Maurice waited for awhile, thinking she might come back. He sat down near where her chair stood, and leaning both elbows on the table, tried to calm himself after the terrible excitement. Lucia’s tears and her silence had utterly disarmed him—he called himself a brute for having distressed her. But as time went on, and she did not return, he remembered that he could not just then meet Mrs. Costello, and he got up and began to walk about the room uneasily. Still, time went on, and there was no sign of Lucia. He wished to knock at her door, but dared not. He must go then without one good-bye!
“That is my own fault at any rate,” he said, and went away softly, without even seeing Claudine.

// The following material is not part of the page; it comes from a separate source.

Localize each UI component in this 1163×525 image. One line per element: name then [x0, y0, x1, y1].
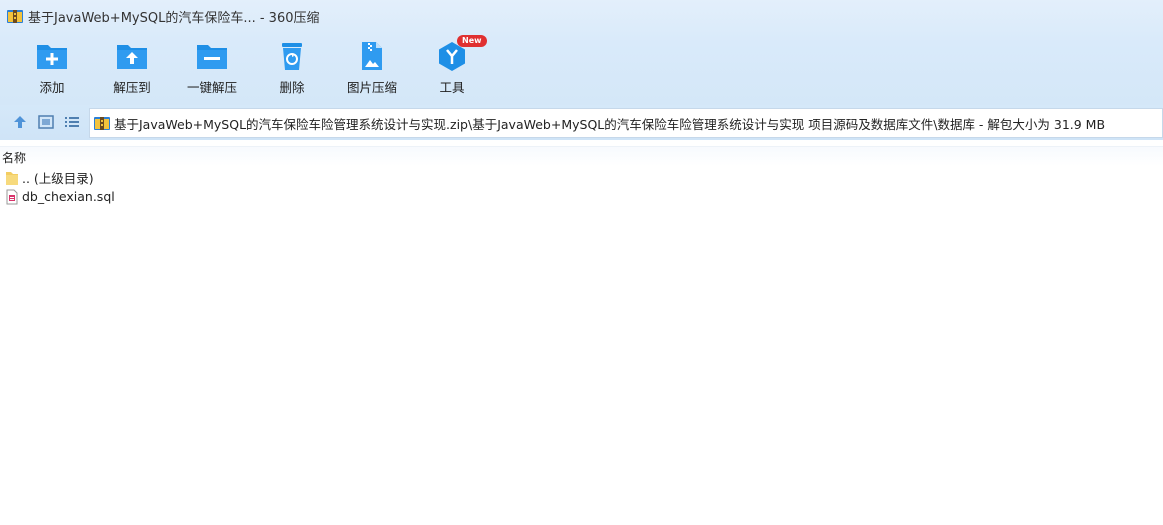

But, as it happened, Mrs. Costello was long coming back. Lady Dighton had confided to her Maurice’s wish to see Lucia alone, and the two ladies, very happy and confidential over their schemes, both supposing that nothing but good could come of a long talk between the young people—prolonged their absence till more than two hours after Maurice had returned to the hotel. So that his preparations for leaving Paris were almost completed by the time that Lucia, hearing her mother’s entrance, came out of the solitude where she had hidden her tears and her repentance.